This system will in NO WAY affect your accounts security from outside sources.
*Please note that man in the middle will not work either, no code means no code to steal*
They try to make it easier for you to log in after D/Cing, and you complain.
This change does nothing to stop the MitM attack.
A “Man in the Middle Attack,” is a Trojan that works by blocking your access to the real log in server, and redirecting you to a spoof Log in screen/site. They then harvest all of your log in information, in real time, including your one time use Authenticator code. The hackers then very quickly uses this info to access your in game account, before the Authenticator code expires.
Now if we never have to use our authenticator again from our "Trusted" Computer, them maybe it would protect us from the MitM. However even with this new system we still have to use our authenticators: at least once per week; if we enter the wrong password too many times; And if there is a wide chance in our IP, for any reason.
If we get prompted for our authenticator, we have no way of knowing it is Blizzard doing it, or a hacker with the MitM. Are we suppose to assume each time we are prompted for our authenticator, that it is a MitM attack? If so what are suppose to do them? Wipe our computers, call Blizzard, run around like chickens with our heads cut off? Only for it to turn out to be a periodic check by Blizzard.
In fact this change really weakens your protection, from the MitM. Before they only had a one time limited access to your account. Now the new system adds their computer/location to your "Trusted" list. Therefore they can keep accessing your account as many time as they want without being required to re-authenticate.

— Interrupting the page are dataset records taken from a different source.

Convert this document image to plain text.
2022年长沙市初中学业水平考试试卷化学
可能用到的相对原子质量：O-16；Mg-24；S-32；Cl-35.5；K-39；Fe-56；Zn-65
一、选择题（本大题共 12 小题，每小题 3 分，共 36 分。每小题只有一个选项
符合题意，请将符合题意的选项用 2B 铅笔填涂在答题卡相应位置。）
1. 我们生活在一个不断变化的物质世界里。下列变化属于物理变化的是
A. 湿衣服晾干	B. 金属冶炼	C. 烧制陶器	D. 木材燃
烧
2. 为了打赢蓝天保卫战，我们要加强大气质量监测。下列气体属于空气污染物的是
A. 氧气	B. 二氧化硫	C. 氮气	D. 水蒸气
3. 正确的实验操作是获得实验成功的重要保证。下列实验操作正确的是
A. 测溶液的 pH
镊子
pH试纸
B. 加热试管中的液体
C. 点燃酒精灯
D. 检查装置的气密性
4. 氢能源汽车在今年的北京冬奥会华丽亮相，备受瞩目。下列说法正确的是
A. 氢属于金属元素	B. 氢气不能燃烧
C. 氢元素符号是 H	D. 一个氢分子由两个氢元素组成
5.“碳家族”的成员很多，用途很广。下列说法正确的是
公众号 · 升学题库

The MitM Trojan is no simple keylogger that you can pick up from a day one Flash exploit. It requires YOU to install a very large executable file to work. "Man In the Middle," Attacks were very, very rare. I have been following the CSF almost every day, for over 3 years now, and as far as I know there hasn't been a confirmed case of one in well over all most 2 years. In fact there has only a very small hand full of confirm cases at all. They require a very big hole in your internet security, and very good timing on the hackers part.
The main thing the handful of players that had their accounts hacked had in common were: They all went to a fake/spoof wowmatrix, curse, and other spoofed addon sites, and down loading the spoof site's auto addon updater; They hadn't up dated their Windows fire walls, and or running a bootleg copy of Windows. So if you are careful about the sites you visit, and keep your computer security up dated, including your firewall, there is a low risk that this happened to you.

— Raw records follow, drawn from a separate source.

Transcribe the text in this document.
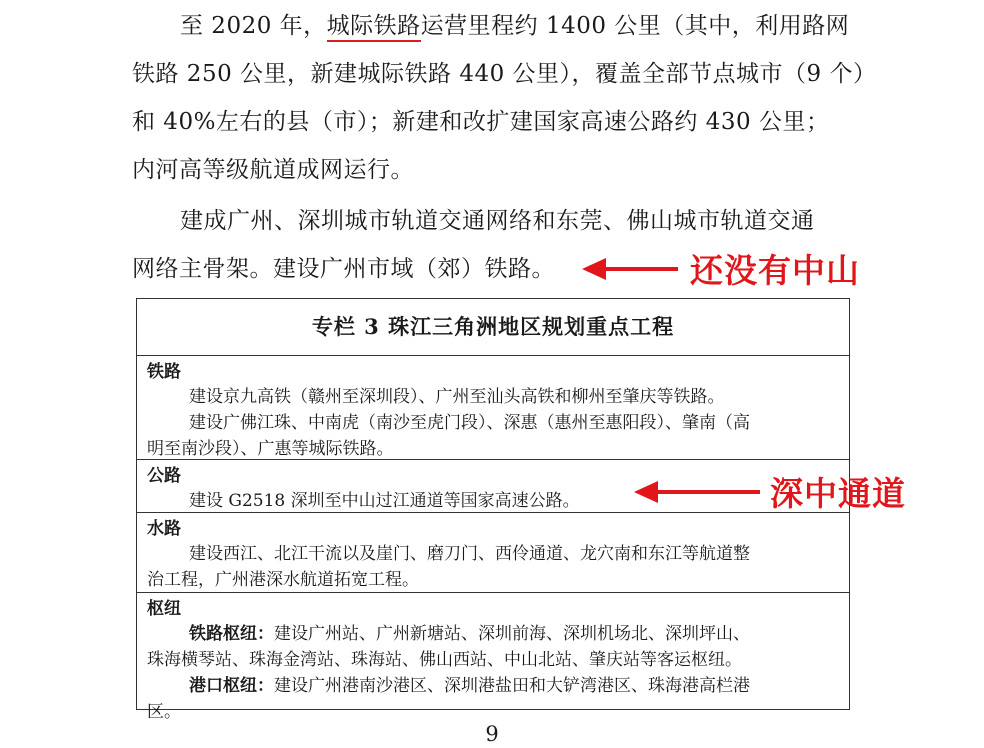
至 2020 年，城际铁路运营里程约 1400 公里（其中，利用路网
铁路 250 公里，新建城际铁路 440 公里），覆盖全部节点城市（9 个）
和 40%左右的县（市）；新建和改扩建国家高速公路约 430 公里；
内河高等级航道成网运行。
建成广州、深圳城市轨道交通网络和东莞、佛山城市轨道交通
网络主骨架。建设广州市域（郊）铁路。	还没有中山
专栏 3 珠江三角洲地区规划重点工程
铁路
建设京九高铁（赣州至深圳段）、广州至汕头高铁和柳州至肇庆等铁路。
建设广佛江珠、中南虎（南沙至虎门段）、深惠（惠州至惠阳段）、肇南（高
明至南沙段）、广惠等城际铁路。
公路
建设 G2518 深圳至中山过江通道等国家高速公路。
水路
建设西江、北江干流以及崖门、磨刀门、西伶通道、龙穴南和东江等航道整
治工程，广州港深水航道拓宽工程。
枢纽
铁路枢纽：建设广州站、广州新塘站、深圳前海、深圳机场北、深圳坪山、
珠海横琴站、珠海金湾站、珠海站、佛山西站、中山北站、肇庆站等客运枢纽。
港口枢纽：建设广州港南沙港区、深圳港盐田和大铲湾港区、珠海港高栏港
区。
深中通道
9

Frankly if my security habits are so bad and sloppy, that I get hit with a MitM attack, I deserve to be hacked, and never get my account back. In fact having my Blizzard account hack in this manner Would be a Blessing, it would let me know how much my other stuff id a risk. To contact my bank and everyone I pay online, and change all of my accounts.
One more thing about the MitM attack. The Back in October of last year: Blizzard instituted a new security protocol; where if the system senses a change in our access patterns, it will lock you out of your account, until you reset your password. This "Change in Access Pattern" lockout will happen irregardless, if you have an authenticator or not.
It is this change that helps protect you from, or at least slows down the MitM attack, and not the new change to the authenticator system. A lot of people have confused, or do not understand, the 2 different changes, as being one and the same. They are not! They are 2 totally different systems, and occurred several months apart.
Lastly: The "Change in Access Pattern" lockout system does not protect, against a Hacker that uses a spoof IP that is in one of your IP's range. That is why it is wise to have a Authenticator too. However if the Hacker is using a MitM attack, as well as a Spoof IP, they got you.